Nadja Larini | Mazomanie, WI
I love food and experimenting with new flavors and dishes, so this was a perfect fit for me. Base Camp mainly serves American breakfast food, like pancakes, bacon, hashbrown and grilled cheese. But I really wanted to bring some ethnic flare to the menu.
Since I often dine out at other restaurants, I can be a bit critical and competitive knowing that I might be able to replicate or even improve upon the dishes. The owner of Base Camp gave me the freedom to periodically try out special dishes. And typically, those dishes sell out. I have friends of many diverse backgrounds, and when they introduce me to their traditional foods, I learn more about their culture. I always like to try various foods and learn as much as possible about a group of people and their dishes before I attempt to make something similar.
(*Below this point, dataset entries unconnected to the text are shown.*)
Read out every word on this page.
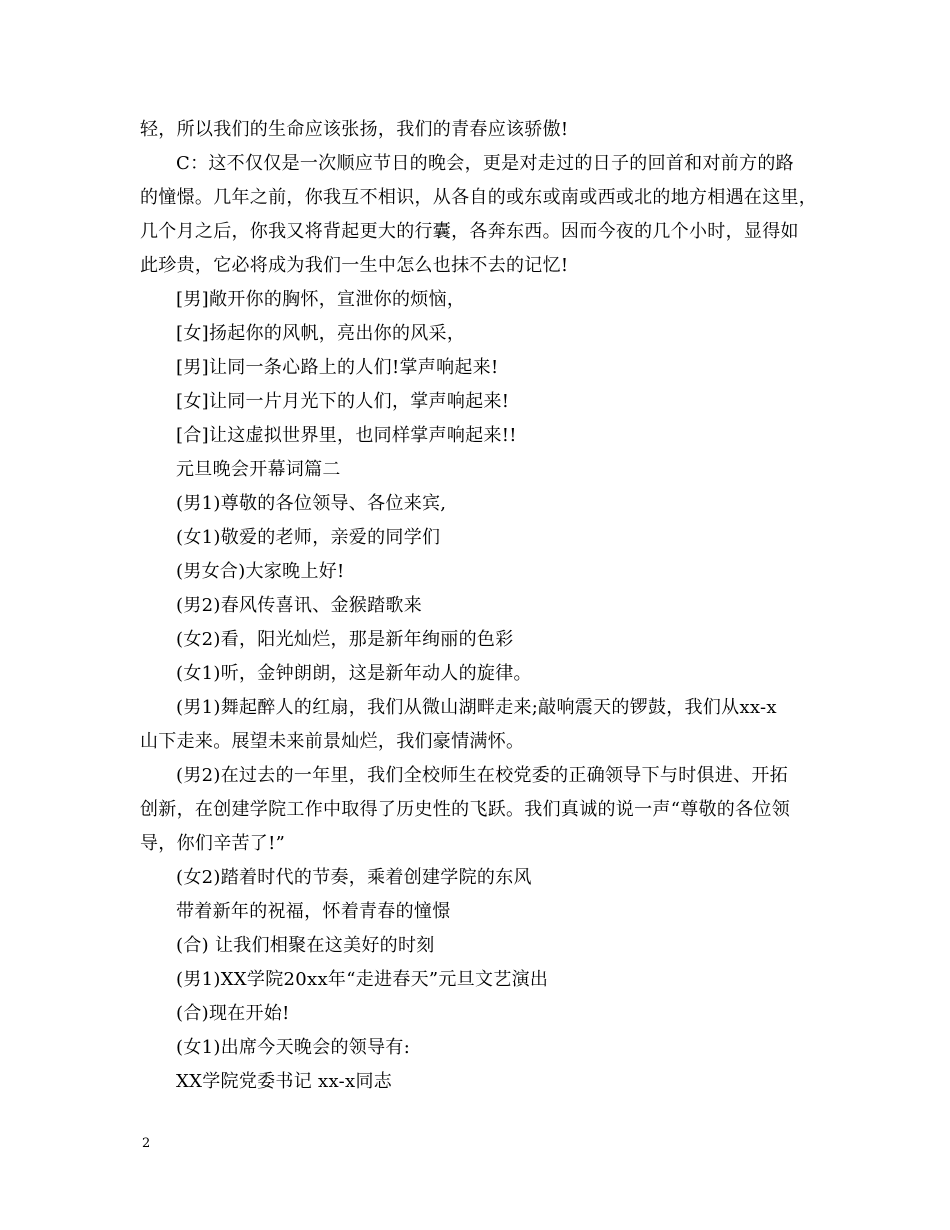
轻，所以我们的生命应该张扬，我们的青春应该骄傲!

C：这不仅仅是一次顺应节日的晚会，更是对走过的日子的回首和对前方的路

的憧憬。几年之前，你我互不相识，从各自的或东或南或西或北的地方相遇在这里，

几个月之后，你我又将背起更大的行囊，各奔东西。因而今夜的几个小时，显得如

此珍贵，它必将成为我们一生中怎么也抹不去的记忆!

[男]敞开你的胸怀，宣泄你的烦恼，

[女]扬起你的风帆，亮出你的风采，

[男]让同一条心路上的人们!掌声响起来!

[女]让同一片月光下的人们，掌声响起来!

[合]让这虚拟世界里，也同样掌声响起来!!

元旦晚会开幕词篇二

(男1)尊敬的各位领导、各位来宾,

(女1)敬爱的老师，亲爱的同学们

(男女合)大家晚上好!

(男2)春风传喜讯、金猴踏歌来

(女2)看，阳光灿烂，那是新年绚丽的色彩

(女1)听，金钟朗朗，这是新年动人的旋律。

(男1)舞起醉人的红扇，我们从微山湖畔走来;敲响震天的锣鼓，我们从xx-x

山下走来。展望未来前景灿烂，我们豪情满怀。

(男2)在过去的一年里，我们全校师生在校党委的正确领导下与时俱进、开拓

创新，在创建学院工作中取得了历史性的飞跃。我们真诚的说一声“尊敬的各位领

导，你们辛苦了!”

(女2)踏着时代的节奏，乘着创建学院的东风

带着新年的祝福，怀着青春的憧憬

(合) 让我们相聚在这美好的时刻

(男1)XX学院20xx年“走进春天”元旦文艺演出

(合)现在开始!

(女1)出席今天晚会的领导有:

XX学院党委书记 xx-x同志

2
Every two weeks or so, we have special dinners of various ethnic foods. Some focus on a special cuisine, like Nepalese (with dal bhat), or Moroccan (with lamb couscous.) Others cover broader regions, like Taste of South American (Columbian ajiaco, Perevian shrimp ceviche, and Pabellon criolla, a Venezuelan shredded beef dish.) Our best sellers are usually our soups, such as harira, which is a Moroccan soup with about thirty ingredients that people traditionally eat to break their fast during Ramadan (a holy month in Islam where Muslims fast from sunrise to sunset and engage in prayer and reflection.) I only make harira twice a year since it is so labor-intensive—it takes me four hours just to make one pot because you have to peel all the chickpeas.
I use some family recipes when making Moroccan dishes, though these recipes are not your standard recipes with exact measurements. It is more like a list of ingredients, most of which are fresh produce. Because the recipe allows so much variation, I never make exactly the same dish twice.
My upbringing and strong family roots with cooking influenced my passion to be a chef. My parents made food and cooking a central part of our family life. A lot of my family’s cooking had Spanish influence, which is hardly surprising since you could see Spain in the distance, across the Strait of Gibraltar, from our apartment. Food brought us together to congregate and catch up on our day.
I was born in Tangier, Morocco in 1988. I am half-German and half-Moroccan and have two names. In Morocco, my name is Islam Larini. Since the name is gender neutral, the hospital required my mom to choose a female name to match my gender identity. My mom is German, so she chose to add “Nadja” to the beginning of my name. In Germany, my name is Nadja Islam Larini. Everybody calls me ‘Izzy’.
My father ran a clothing shop in Tangier called Boutique Aziz. When I was young, he also had a shop selling clothing and handbags on a large ferry that traveled between Morocco and Spain, and I often helped out there. Each crossing took about two hours, and tourists from around the world would visit the shop and bring some of their own language and culture. So I had a very broad experience of the people of the world even though I had never traveled very far myself. Because we lived near countries of diverse populations, my siblings and I learned and spoke several different languages, including German, Spanish, French, Moroccan and Darija, a Moroccan-Arabic-Berber dialect. The city of Tangier is very aromatic. The mix of smells from the markets—spices, fruits, vegetables, butcher and seafood shops—and cooking from the restaurants can be overpowering but in a good way. These smells bring me back to my childhood when my dad took me after school to a place to have tapas, sometimes shrimp omelets or warm olives and tiny fried fish.
My husband and I met in 2011 and I immigrated to the United States to be with him in 2014. We currently live in his hometown of Mazomanie, a small town about thirty minutes west of Madison. Unfortunately, shortly after I moved to America, my father passed away.
One of my favorite things is when someone says they don’t like some kind of food…then I make it for them and they discover they actually love it! Some people may be unfamiliar with a certain type of food and are afraid to try it because it is different from what they are used to. I encourage people to broaden their taste palette and explore new cuisine because you never know what you are going to enjoy until you try. Food is a great way to have conversations with people of diverse backgrounds and learn about who they are, where they call home and what food means to them.